The Conservatives will be politically incapable of making those who voted for Brexit pay the cost of leaving. The cores of the Tory membership and base and the Eurosceptic movement are wealthy baby boomers nostalgic for their childhoods in the fag end of Empire and who have benefitted from enormous transfers of wealth. Instead, despite the Government claiming to act “for the country’s children and grandchildren” those who will end up paying the price of Brexit will be Britain’s working children and grandchildren who voted overwhelmingly to Remain. The living standards axe named Brexit will fall on young people, despite their democratic vote against it. Millennials already stand to be the first generation poorer than their predecessors, and Brexit will only deepen this.

Ironically, an EEA agreement, which would minimise the damage to the economy, would probably survive as a compromise. However, a Hard Brexit, whether that’s Ukraine Plus or crashing out entirely to attempt WTO rules, does not answer the question of the UK’s relationship with the Single Market. As the British increasingly become a nation of graduates, of ethnic minorities, of feminists, of Eastern European migrants and their children, and of today’s young people, the ascendancy of the Remain coalition will begin to bend British politics. After the trauma of a sharp Brexit, a legitimate nostalgia for Europe as a source of economic stability, progress, and modernity will develop into an unstoppable movement for Return.

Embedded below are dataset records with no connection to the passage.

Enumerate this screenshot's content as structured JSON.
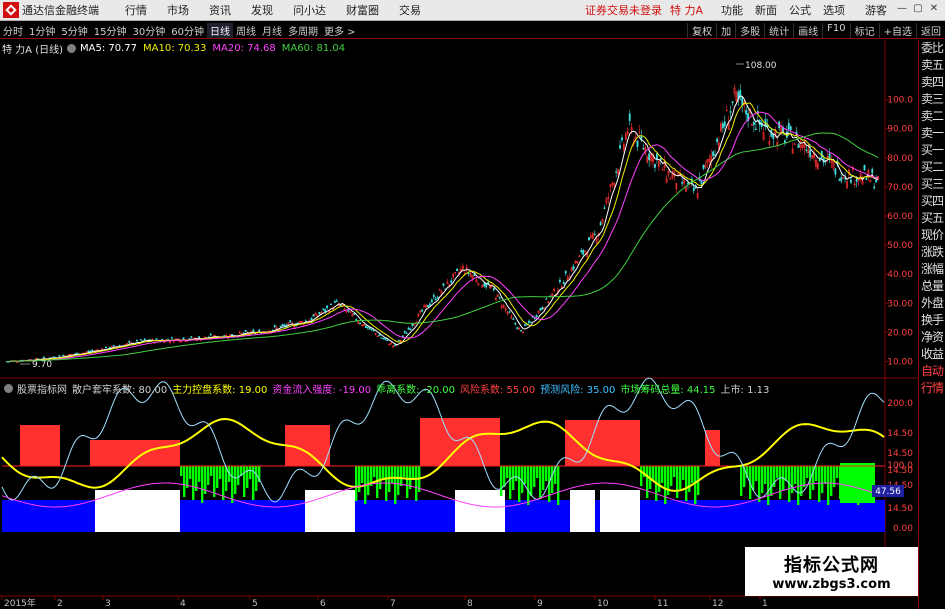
{
  "app": {
    "title": "通达信金融终端",
    "menu": [
      "行情",
      "市场",
      "资讯",
      "发现",
      "问小达",
      "财富圈",
      "交易"
    ],
    "login_status": "证券交易未登录",
    "stock_name": "特 力A",
    "right_menu": [
      "功能",
      "新面",
      "公式",
      "选项"
    ],
    "guest": "游客",
    "window_buttons": [
      "—",
      "▢",
      "✕"
    ]
  },
  "periods": [
    "分时",
    "1分钟",
    "5分钟",
    "15分钟",
    "30分钟",
    "60分钟",
    "日线",
    "周线",
    "月线",
    "多周期",
    "更多 >"
  ],
  "active_period": "日线",
  "toolbar_right": [
    "复权",
    "加",
    "多股",
    "统计",
    "画线",
    "F10",
    "标记",
    "+自选",
    "返回"
  ],
  "tag": "L\n800",
  "main_header": {
    "name": "特 力A (日线)",
    "ma5": "MA5: 70.77",
    "ma10": "MA10: 70.33",
    "ma20": "MA20: 74.68",
    "ma60": "MA60: 81.04"
  },
  "sub_header": [
    {
      "t": "股票指标网",
      "c": "#d0d0d0"
    },
    {
      "t": "散户套牢系数: 80.00",
      "c": "#d0d0d0"
    },
    {
      "t": "主力控盘系数: 19.00",
      "c": "#ffff00"
    },
    {
      "t": "资金流入强度: -19.00",
      "c": "#ff40ff"
    },
    {
      "t": "乖离系数: -20.00",
      "c": "#40ff40"
    },
    {
      "t": "风险系数: 55.00",
      "c": "#ff4040"
    },
    {
      "t": "预测风险: 35.00",
      "c": "#40c0ff"
    },
    {
      "t": "市场筹码总量: 44.15",
      "c": "#40ff40"
    },
    {
      "t": "上市: 1.13",
      "c": "#d0d0d0"
    }
  ],
  "price_axis": [
    "100.0",
    "90.00",
    "80.00",
    "70.00",
    "60.00",
    "50.00",
    "40.00",
    "30.00",
    "20.00",
    "10.00"
  ],
  "ind_axis": [
    "200.0",
    "14.50",
    "14.50",
    "14.50",
    "100.0",
    "14.50",
    "14.50",
    "0.00"
  ],
  "ind_current": "47.56",
  "peak_label": "108.00",
  "low_label": "9.70",
  "bottom_labels": [
    "2015年",
    "2",
    "3",
    "4",
    "5",
    "6",
    "7",
    "8",
    "9",
    "10",
    "11",
    "12",
    "1"
  ],
  "bottom_mark": "1",
  "side_items": [
    "委比",
    "卖五",
    "卖四",
    "卖三",
    "卖二",
    "卖一",
    "买一",
    "买二",
    "买三",
    "买四",
    "买五",
    "现价",
    "涨跌",
    "涨幅",
    "总量",
    "外盘",
    "换手",
    "净资",
    "收益",
    "自动",
    "行情"
  ],
  "watermark": {
    "line1": "指标公式网",
    "line2": "www.zbgs3.com"
  },
  "colors": {
    "up": "#ff3030",
    "down": "#40e0e0",
    "ma5": "#ffffff",
    "ma10": "#f0f000",
    "ma20": "#ff40ff",
    "ma60": "#40d040",
    "axis": "#800000"
  }
}
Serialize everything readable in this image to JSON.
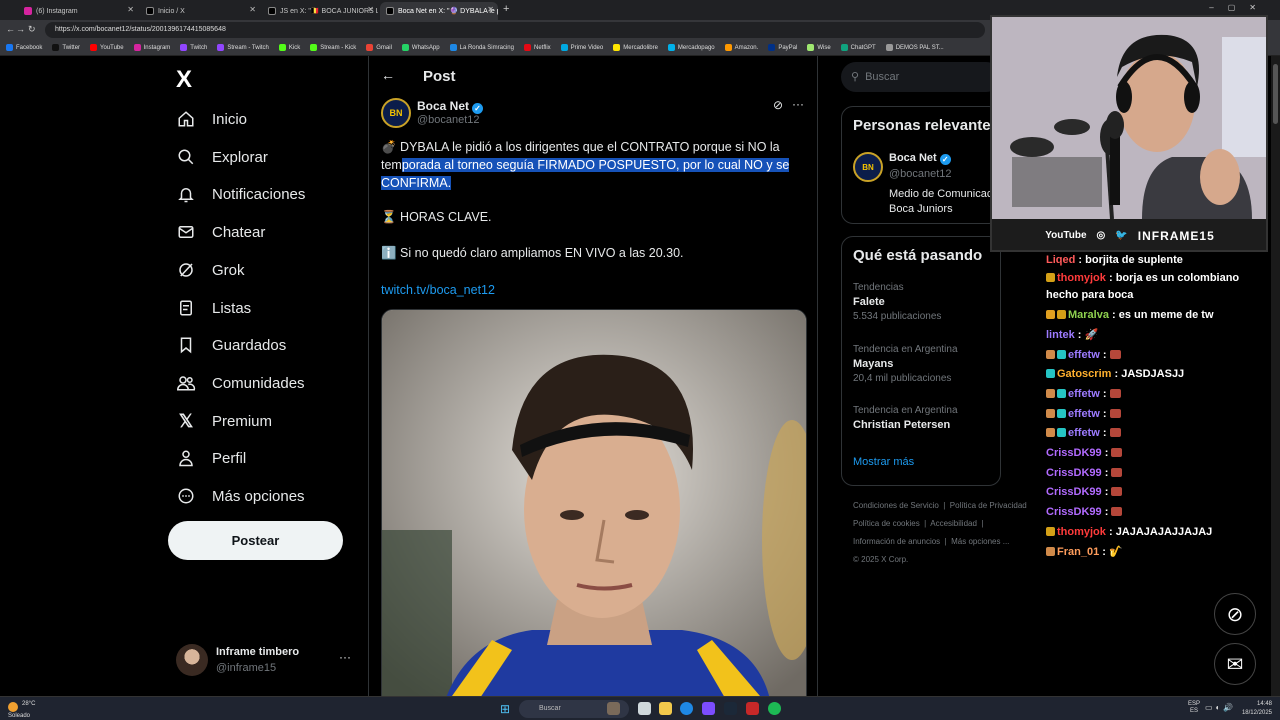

There are only two major problems apparent with Return – the Euro, and whether Europe will want us back. Neatly, these solve each other. For the European Union to survive the twenty years until Britain is politically ready to Return, the Euro’s structural problems will need to be solved beyond the considerable work it has already received under the bonnet. Thankfully, countries such as Spain and Ireland are showing that the Euro can work with domestic reform. British membership of the Euro, after the drama of the plummeting pound would then offer a potential route for us to credibly commit to be a stable partner in Europe.

Return will aim to secure economic prosperity for Britain and democratic control over European policy in order to solve the contradictions of Britain’s historic relationship with Europe and the failure of the doomed Brexit project. The job of Labour and Remain now is not to fight a lame rear-guard action for a lost referendum, but to accept the result whilst preparing for the post-Brexit debate. As in the 1960s and 70s, after realising our historic mistake, Europe will re-emerge as the best way to bring economic revival, social peace and unity, and political purpose to Britain.